Monday, Jul. 02, 1979
Who was that chatterbox in pinstripes prowling the third base coaching box at Yankee Stadium? Why, it was Little Orphan Billy Martin, back again as manager of baseball's world champions after a year's banishment. This time last season Yankee Owner George Steinbrenner decided that Martin was creating too much dissension among his big-name, high-salary players and replaced him with low-key Bob Lemon, who produced another championship. But last week, with the Yankees 7 1/2 games back of the Baltimore Orioles, Steinbrenner soured on Lemon. Back came brash Billy with all his old ego and temperament intact. Yankee fans, who like Lemon but always loved Billy the more, greeted the prodigal with cheers and applause seldom equaled since Ruth in his prime, which isn't bad for a so-so infielder with a lifetime batting average of .257.
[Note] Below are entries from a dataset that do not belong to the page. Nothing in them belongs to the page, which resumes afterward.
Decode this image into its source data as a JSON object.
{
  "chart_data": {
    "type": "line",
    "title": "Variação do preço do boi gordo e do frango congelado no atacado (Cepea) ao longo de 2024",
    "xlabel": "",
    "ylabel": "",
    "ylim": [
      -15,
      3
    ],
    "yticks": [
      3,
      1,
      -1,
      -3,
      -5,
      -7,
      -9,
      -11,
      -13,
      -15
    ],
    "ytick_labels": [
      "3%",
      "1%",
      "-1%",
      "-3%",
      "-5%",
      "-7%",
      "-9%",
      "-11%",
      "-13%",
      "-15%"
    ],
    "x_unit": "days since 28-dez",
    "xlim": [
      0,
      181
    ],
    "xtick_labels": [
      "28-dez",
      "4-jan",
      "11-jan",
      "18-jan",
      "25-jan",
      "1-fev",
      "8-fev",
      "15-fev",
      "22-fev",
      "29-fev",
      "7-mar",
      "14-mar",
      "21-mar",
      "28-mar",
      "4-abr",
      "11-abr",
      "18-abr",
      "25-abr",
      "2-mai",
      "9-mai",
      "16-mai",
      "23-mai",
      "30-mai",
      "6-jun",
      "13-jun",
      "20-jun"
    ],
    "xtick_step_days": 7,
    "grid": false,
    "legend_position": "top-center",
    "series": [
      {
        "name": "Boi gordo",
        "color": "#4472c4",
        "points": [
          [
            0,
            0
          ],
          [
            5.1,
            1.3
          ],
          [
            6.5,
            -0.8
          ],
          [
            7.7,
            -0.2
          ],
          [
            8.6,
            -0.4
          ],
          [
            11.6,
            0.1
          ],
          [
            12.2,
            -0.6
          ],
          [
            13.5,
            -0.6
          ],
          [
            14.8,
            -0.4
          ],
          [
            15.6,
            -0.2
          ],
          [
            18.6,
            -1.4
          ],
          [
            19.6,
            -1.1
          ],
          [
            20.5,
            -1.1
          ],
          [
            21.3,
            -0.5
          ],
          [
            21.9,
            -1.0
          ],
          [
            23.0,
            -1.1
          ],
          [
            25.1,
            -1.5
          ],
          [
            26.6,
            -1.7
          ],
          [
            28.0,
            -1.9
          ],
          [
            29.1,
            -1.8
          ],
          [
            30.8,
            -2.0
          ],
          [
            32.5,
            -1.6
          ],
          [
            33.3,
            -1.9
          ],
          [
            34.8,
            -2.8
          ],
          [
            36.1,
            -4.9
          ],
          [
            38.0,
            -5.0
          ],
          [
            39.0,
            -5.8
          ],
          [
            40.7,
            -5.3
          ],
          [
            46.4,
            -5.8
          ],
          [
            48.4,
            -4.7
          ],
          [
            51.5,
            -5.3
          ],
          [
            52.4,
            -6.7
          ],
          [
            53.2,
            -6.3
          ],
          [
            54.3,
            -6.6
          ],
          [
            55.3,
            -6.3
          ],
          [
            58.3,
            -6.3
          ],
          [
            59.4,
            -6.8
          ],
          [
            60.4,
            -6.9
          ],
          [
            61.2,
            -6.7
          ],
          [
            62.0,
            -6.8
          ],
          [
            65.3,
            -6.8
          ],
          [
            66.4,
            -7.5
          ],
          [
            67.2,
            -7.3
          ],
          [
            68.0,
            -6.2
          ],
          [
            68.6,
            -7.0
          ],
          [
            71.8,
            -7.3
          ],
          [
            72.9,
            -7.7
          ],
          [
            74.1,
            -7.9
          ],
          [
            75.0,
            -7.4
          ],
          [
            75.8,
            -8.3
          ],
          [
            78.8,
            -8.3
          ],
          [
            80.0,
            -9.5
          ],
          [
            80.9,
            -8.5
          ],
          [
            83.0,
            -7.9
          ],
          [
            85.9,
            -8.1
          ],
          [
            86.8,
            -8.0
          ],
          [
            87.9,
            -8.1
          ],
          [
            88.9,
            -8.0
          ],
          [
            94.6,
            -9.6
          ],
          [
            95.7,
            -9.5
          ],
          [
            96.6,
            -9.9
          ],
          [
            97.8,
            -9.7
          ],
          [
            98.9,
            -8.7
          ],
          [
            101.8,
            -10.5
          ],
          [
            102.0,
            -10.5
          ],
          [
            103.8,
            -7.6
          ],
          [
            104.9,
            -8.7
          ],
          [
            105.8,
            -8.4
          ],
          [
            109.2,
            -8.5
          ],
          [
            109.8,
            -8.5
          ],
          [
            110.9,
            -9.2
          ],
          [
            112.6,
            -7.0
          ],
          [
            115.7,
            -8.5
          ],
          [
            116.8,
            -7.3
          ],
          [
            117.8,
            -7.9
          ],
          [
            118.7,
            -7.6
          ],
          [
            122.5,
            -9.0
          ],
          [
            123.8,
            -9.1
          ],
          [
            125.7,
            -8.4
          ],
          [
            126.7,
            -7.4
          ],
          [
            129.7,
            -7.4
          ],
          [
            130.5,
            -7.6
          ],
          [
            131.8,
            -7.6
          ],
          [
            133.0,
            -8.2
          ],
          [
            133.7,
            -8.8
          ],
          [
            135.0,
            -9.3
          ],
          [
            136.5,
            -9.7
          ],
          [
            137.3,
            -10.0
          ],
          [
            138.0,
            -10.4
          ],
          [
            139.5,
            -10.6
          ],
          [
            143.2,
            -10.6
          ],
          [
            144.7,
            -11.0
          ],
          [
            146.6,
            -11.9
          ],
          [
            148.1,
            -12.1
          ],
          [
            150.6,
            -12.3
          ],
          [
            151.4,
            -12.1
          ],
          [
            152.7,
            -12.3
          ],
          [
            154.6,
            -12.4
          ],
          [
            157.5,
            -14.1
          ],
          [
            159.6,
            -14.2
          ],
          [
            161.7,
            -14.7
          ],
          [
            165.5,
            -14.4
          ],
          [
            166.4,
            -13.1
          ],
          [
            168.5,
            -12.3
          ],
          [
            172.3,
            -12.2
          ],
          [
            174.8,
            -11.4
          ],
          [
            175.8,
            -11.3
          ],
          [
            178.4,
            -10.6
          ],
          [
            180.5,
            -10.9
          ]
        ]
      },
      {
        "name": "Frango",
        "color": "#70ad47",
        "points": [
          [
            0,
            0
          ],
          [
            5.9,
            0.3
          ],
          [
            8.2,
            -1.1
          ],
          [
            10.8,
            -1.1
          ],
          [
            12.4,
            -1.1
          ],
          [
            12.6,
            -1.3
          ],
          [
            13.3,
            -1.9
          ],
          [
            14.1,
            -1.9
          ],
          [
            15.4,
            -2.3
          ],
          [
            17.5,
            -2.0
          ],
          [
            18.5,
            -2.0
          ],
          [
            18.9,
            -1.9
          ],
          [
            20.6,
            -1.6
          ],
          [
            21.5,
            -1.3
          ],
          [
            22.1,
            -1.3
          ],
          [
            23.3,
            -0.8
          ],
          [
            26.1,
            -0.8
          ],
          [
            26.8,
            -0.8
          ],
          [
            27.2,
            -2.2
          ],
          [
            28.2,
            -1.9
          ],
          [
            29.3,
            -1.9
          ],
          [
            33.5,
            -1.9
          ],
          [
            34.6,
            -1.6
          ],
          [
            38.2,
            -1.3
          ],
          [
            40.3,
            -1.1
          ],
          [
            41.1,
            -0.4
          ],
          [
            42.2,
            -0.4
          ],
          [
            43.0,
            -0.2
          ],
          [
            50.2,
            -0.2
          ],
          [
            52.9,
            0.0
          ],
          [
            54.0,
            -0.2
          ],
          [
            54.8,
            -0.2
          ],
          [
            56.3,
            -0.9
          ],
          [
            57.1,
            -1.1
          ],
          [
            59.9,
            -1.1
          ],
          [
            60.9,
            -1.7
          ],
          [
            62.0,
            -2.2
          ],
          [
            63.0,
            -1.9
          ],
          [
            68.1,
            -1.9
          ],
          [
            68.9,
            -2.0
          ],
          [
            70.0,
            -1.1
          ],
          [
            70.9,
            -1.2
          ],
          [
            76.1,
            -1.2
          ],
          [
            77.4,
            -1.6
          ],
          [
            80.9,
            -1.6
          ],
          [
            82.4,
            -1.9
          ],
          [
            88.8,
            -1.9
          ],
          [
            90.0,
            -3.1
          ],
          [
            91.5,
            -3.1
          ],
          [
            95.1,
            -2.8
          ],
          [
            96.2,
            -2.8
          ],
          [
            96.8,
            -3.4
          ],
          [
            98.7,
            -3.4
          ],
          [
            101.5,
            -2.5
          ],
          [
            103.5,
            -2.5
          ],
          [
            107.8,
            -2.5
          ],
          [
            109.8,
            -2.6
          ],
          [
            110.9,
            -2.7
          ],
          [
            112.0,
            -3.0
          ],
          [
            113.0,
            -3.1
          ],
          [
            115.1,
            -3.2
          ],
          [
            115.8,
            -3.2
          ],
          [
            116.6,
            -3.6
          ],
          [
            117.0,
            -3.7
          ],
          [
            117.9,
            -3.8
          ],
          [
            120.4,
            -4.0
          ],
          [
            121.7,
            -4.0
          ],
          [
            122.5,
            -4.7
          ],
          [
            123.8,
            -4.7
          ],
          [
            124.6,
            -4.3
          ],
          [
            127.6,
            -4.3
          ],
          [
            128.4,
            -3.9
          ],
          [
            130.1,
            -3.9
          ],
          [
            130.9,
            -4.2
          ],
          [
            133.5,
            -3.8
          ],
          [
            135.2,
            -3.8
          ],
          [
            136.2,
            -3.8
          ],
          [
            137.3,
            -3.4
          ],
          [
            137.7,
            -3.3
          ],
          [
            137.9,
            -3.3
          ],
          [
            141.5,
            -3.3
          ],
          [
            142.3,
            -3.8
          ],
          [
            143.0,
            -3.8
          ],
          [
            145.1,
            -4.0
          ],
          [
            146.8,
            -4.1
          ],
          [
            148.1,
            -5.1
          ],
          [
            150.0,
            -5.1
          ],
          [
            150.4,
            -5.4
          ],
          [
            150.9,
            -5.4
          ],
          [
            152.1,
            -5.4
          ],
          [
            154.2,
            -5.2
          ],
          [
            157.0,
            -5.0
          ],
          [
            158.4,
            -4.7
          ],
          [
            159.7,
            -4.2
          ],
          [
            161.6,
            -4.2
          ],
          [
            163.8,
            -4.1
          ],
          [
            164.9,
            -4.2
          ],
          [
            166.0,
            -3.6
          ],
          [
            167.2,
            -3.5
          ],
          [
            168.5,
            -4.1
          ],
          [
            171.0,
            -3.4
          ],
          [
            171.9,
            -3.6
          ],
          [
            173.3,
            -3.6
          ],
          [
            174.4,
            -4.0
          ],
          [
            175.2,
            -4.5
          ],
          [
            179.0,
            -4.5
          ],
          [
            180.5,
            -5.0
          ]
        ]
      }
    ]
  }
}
It was Interior Secretary Cecil Andrus last week who seemed to be the endangered species, not the grumpy-looking chick that Andrus held in his hands or the proud big bird that dug its claws into the Secretary's shoulder as they posed together for photographers. The birds were peregrine falcons, and the news was that the Interior Department is going to shelter four of them at its Washington headquarters as a start toward bringing falcons back to the U.S. East Coast, where they were once numerous. That was heartening news for almost everyone except the capital's pigeons. When peregrines are not digging claws into Interior Secretaries, pigeons are what they love to eat.
Whatever it was that Old No. 48 was taught to block back in 1934 as the offensive-defensive center of the University of Michigan Wolverines, it certainly wasn't metaphors. Back on campus again last week to lay the cornerstone of his presidential library, Gerald Ford emphasized how difficult it had been to raise $8.4 million for the building, with second down and $1.4 million still to go. "Two years ago, we were literally back on our own goal line," said Ford, "and we had a long row to hoe. Now we are on the doorstep of success." The Ford library, when completed in two years, will contain 14 million documents, 700,000 ft. of film and 380,000 photographs. One of the documents: a copy of the proclamation Old 48 signed in 1974 granting presidential clemency to Whittier College No. 12, Richard Nixon.
Poor pulchritudinous Elizabeth Ray, 36, the only aspiring actress who was ever non-type-cast. Ray went into show biz after flopping as a non-typist for powerful Ohio Congressman Wayne Hays. Both Ray and Hays lost their jobs following revelations of their great and good friendship. Ray has tried since to make it in the theater. Last week she opened at Manhattan's Riverboat in a nightclub act that was, just possibly, worse than her typing.
But the choice of songs was insinuating--Big Spender, A Good Man Is Hard to Find, Send in the Clowns--and her form as good as ever.
So determined is Iran's revolutionary government to wipe out Shah Mohammed Reza Pahlavi that $135,000 and a free trip to Mecca are now the bounty for anyone who will execute the Shah. Such vengeance naturally unnerves others who fear reprisals for dealing with the exiled royal family. Last week from London, Baron Enrico diPortanova, heir to a Texas oil fortune, filed a $100 million libel suit against ABC-TV for reporting that "despite denials, almost everyone in Acapulco believes the Shah will be moving" into a home diPortanova is building there next to the Shah's sister's villa. After that report, the baron and Wife Alesandra received warning from the new government. The diPortanovas, as a result, have holed up in Claridge's. Said the baron: "This is dangerous to my health."